The Labour Court had to decide whether the Commissioner’s award, finding the dismissal both substantively and procedurally fair, was one a reasonable decision-maker could reach under the Sidumo test.
Fairness vs. Formality
The Court reaffirmed that Schedule 8 serves as a guide to fairness, rather than a rigid checklist. Its purpose is to ensure that shop stewards are not disciplined in secret or without the knowledge of their union, not to give them immunity from accountability.
Judge Vukeya made it clear: a failure to tick every procedural box does not equal procedural unfairness. What matters is whether the employee or the union suffered real prejudice as a result of the deviation.
Here, the evidence showed that:
- The union had been formally informed after the initial hearing date.
- The hearing was explicitly postponed to allow union consultation.
- The union had five months’ notice before the hearing reconvened.
In these circumstances, the purpose of consultation, to allow the union to advise and represent its members, was fully achieved.
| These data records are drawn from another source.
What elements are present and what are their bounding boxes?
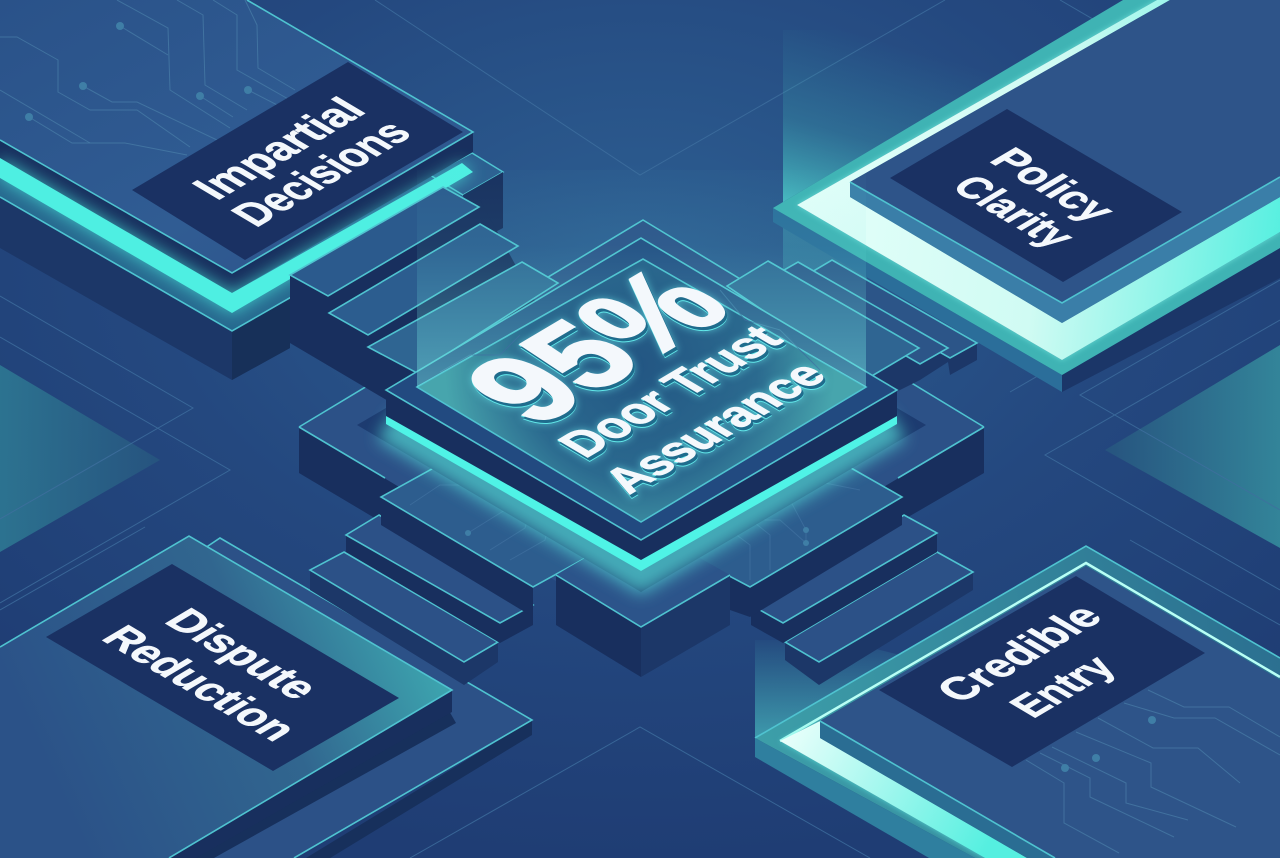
panel: Dispute Reduction bbox=[0, 536, 532, 858]
bright strip glow bbox=[797, 0, 1280, 360]
back step under panel bbox=[430, 153, 503, 195]
95%: 95% bbox=[434, 249, 760, 442]
chip side bbox=[386, 390, 897, 568]
recess shadow under chip bbox=[357, 408, 926, 592]
glass light column bbox=[417, 170, 866, 387]
inner slab side bbox=[850, 177, 1280, 323]
shadow under main slab bbox=[160, 695, 456, 858]
bright strip bbox=[797, 0, 1280, 360]
slab side bbox=[820, 721, 1055, 858]
label plate bbox=[890, 109, 1182, 282]
Credible: Credible bbox=[925, 597, 1113, 709]
lower base of panel bbox=[0, 172, 473, 380]
bright strip bbox=[780, 721, 1027, 858]
panel outline bbox=[0, 0, 473, 273]
slab outer side bbox=[773, 208, 1280, 392]
circuit traces bbox=[0, 0, 295, 155]
label plate bbox=[879, 576, 1205, 767]
outer side bbox=[755, 738, 975, 858]
centre headline text bbox=[434, 249, 838, 501]
centre chip stack bbox=[290, 170, 984, 685]
steps upper right bbox=[727, 260, 977, 400]
Door Trust: Door Trust bbox=[546, 318, 794, 465]
steps upper left bbox=[290, 187, 558, 405]
inner slab face bbox=[850, 0, 1280, 303]
panel: Policy Clarity bbox=[773, 0, 1280, 400]
traces on glass bbox=[440, 290, 820, 372]
label text bbox=[91, 602, 330, 748]
glass glow column bbox=[755, 640, 900, 738]
top face with circuit traces bbox=[0, 0, 473, 273]
Impartial: Impartial bbox=[181, 90, 376, 206]
back slab bbox=[0, 538, 532, 858]
Assurance: Assurance bbox=[592, 355, 838, 501]
chip top face bbox=[386, 238, 897, 540]
panel: Impartial Decisions bbox=[0, 0, 503, 380]
Clarity: Clarity bbox=[942, 169, 1086, 254]
panel: Credible Entry bbox=[755, 546, 1280, 858]
teal rim bbox=[773, 0, 1280, 375]
label plate bbox=[132, 62, 463, 260]
traces on step bbox=[730, 470, 860, 580]
dark side of panel bbox=[0, 132, 473, 293]
traces on step bbox=[410, 465, 585, 560]
Dispute: Dispute bbox=[154, 602, 330, 706]
slab face with traces bbox=[820, 566, 1280, 858]
centre bottom block bbox=[556, 525, 730, 677]
main slab face bbox=[0, 536, 452, 858]
label text bbox=[942, 142, 1126, 254]
lower platform bbox=[299, 220, 984, 632]
label plate bbox=[46, 564, 399, 771]
glass column below strip bbox=[783, 214, 867, 400]
cyan strip bbox=[386, 416, 897, 571]
label text bbox=[925, 597, 1126, 724]
cyan glow beneath chip bbox=[386, 425, 897, 575]
steps lower right bbox=[680, 460, 973, 685]
Policy: Policy bbox=[979, 142, 1126, 228]
Reduction: Reduction bbox=[91, 619, 308, 748]
teal rim bbox=[755, 546, 1280, 858]
Entry: Entry bbox=[999, 649, 1126, 724]
label text bbox=[181, 90, 422, 233]
bright inner line bbox=[780, 563, 1280, 741]
Decisions: Decisions bbox=[220, 113, 422, 233]
main slab side bbox=[169, 690, 452, 858]
teal glow above strip bbox=[773, 0, 1123, 208]
circuit traces bbox=[1026, 690, 1280, 853]
glass top face bbox=[417, 259, 866, 522]
cyan glow strip bbox=[0, 158, 473, 313]
steps lower left bbox=[310, 460, 600, 685]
A Reasonable Decision, Not a Perfect One
The Court went on to assess the substance of the dismissal. The Commissioner accepted the complainant’s version as credible, noting that the event had occurred publicly and that multiple witnesses had corroborated her account. Notably, the absence of a medical report was not fatal to the case; the assault was minor, and the Commissioner’s reliance on direct witness evidence was reasonable.
Applying the Sidumo and Herholdt principles, the Court held that the Arbitrator’s findings were rationally connected to the evidence and within the range of reasonableness. The review application was therefore dismissed.
Beyond Procedure: The Message for Employers
This case carries broader lessons for the workplace.
Too often, procedural fairness is treated as a mechanical exercise, a list of formalities to be performed to avoid a technical defect. But the law expects more nuance. Fairness is about substance, not ceremony. When an employer’s conduct shows a genuine attempt to involve the union, provide an opportunity to be heard, and maintain transparency, a minor procedural imperfection will not invalidate a dismissal.
However, the Court’s tolerance has limits. Employers who completely ignore consultation requirements or deliberately exclude a union from disciplinary processes will still fall foul of Schedule 8.
Rebalancing Discipline and Rights
The judgment underscores a pragmatic truth: the law protects fairness, not flaws.
Employers must respect the consultation requirement, but they need not fear that every administrative slip will undo an otherwise fair process. In the words of the Court, the Code of Good Practice was never meant to shield employees from accountability; it exists to guide employers in exercising their authority responsibly. For shop stewards, the decision serves as a reminder that representation entails both rights and responsibilities. Holding office in a union does not place one above discipline; it simply ensures that due process is followed.
Final Thought
This case is not just about a slap at a counter; it’s about the balance between protection and accountability.
The Labour Court has drawn that balance with precision: procedural fairness must serve justice, not obstruct it. When employers act in good faith, consult transparently, and base their decisions on credible evidence, discipline will withstand review, even if diplomacy briefly falters.
Tips:
- Consult early, but document everything.
Notify the union of any intended disciplinary action against its representative as soon as possible. If timing issues arise, record the reasons and ensure the union still has a fair opportunity to engage before the hearing proceeds.
- Focus on fairness, not formalism.
The Labour Court judges real fairness by outcomes, whether the employee and union were genuinely given the chance to participate, not by procedural perfection.